Political Strategy for a Permanent Democratic Majority

Cut, Cap, Balance: Zero To Do With Deficits

This item by Ed Kilgore was originally published on June 22, 2011.
So in addition to the ancient no-tax-increase pledge administered to legions of Republicans by Grover Norquist, and the new anti-choice pledge being pushed by the Susan B. Anthony List, there’s yet another, more immediately significant pledge out there that would guarantee the debt limit confrontation on tap soon would go nuclear. It’s the “cut, cap, balance” pledge endorsed by a fairly wide array of conservative groups, and it goes like this:

I pledge to urge my Senators and Member of the House of Representatives to oppose any debt limit increase unless all three of the following conditions have been met:
Cut – Substantial cuts in spending that will reduce the deficit next year and thereafter.
Cap – Enforceable spending caps that will put federal spending on a path to a balanced budget.
Balance – Congressional passage of a Balancoed Budget Amendment to the U.S. Constitution — but only if it includes both a spending limitation and a super-majority for raising taxes, in addition to balancing revenues and expenses.

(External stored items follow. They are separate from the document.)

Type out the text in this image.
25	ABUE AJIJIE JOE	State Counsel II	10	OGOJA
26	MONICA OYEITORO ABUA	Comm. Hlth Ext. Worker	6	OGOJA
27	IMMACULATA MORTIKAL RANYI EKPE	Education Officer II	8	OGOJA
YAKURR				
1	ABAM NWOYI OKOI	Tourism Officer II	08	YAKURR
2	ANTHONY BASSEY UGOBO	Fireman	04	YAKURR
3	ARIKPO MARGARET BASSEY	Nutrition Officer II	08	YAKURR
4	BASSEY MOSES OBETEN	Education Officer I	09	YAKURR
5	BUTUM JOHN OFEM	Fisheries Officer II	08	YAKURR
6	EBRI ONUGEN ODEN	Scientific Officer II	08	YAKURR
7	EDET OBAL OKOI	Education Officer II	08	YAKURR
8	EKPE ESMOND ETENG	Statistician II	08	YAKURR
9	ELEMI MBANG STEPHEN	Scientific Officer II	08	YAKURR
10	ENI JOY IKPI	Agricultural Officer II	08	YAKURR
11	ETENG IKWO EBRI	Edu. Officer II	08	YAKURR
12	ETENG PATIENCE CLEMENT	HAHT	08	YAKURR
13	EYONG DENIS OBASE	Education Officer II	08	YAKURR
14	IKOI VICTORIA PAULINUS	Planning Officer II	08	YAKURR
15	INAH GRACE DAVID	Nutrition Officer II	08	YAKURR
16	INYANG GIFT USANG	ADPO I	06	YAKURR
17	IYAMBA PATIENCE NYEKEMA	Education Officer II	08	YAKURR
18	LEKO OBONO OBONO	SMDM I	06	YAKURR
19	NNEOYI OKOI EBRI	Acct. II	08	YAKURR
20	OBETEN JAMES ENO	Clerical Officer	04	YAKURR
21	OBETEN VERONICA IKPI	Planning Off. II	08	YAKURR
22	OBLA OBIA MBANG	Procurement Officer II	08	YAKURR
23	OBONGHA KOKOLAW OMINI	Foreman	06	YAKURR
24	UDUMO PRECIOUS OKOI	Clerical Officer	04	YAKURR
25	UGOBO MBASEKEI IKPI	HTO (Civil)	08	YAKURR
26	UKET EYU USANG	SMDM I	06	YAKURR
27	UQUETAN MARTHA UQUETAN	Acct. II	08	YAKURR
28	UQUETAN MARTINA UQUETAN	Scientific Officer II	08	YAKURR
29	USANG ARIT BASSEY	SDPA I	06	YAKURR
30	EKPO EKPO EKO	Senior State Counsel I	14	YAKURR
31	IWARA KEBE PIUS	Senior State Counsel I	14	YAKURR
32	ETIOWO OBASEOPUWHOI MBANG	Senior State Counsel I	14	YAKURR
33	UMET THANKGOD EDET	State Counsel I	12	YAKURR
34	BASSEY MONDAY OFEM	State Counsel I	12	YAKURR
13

What’s interesting about this “pledge” is that action to reduce budget deficits is strictly subordinated to the most central task of permanently limiting government in a way that would virtually require destruction of the New Deal and Great Society legacy. The “enforceable spending caps,” as explained in a Wall Street Journal column penned by the leaders of three of the groups endorsing this “pledge,” don’t involve any sort of “freeze” or “slowdown,” but instead a absolute limitation based on a percentage of GDP that has only been achieved at the peak of big economic booms (e.g., the end of the Clinton administration) or prior to the enactment of the modern social safety net (the 1950s and 1960s). The version of the balanced budget amendment that represent the “balance” portion of the pledge would also include a GDP limit, along with a super-majority requirement for tax increases that makes it clear deficit reduction is not the object of this exercise.
All of this serves to demonstrate, if the thundering support of conservatives for the Ryan budget wasn’t sufficient evidence, that the primary objective of the conservative movement on the fiscal front is the destruction of safety net programs that are too popular to assault frontally. Combined with their invariable, unchanging agenda of still more high-end tax cuts, the drive for spending limitations linked to GDP is a formula for perpetual budget deficits to be perpetually used to drive down government involvement in national life to levels not seen since the 1920s. And that, folks, is the whole idea.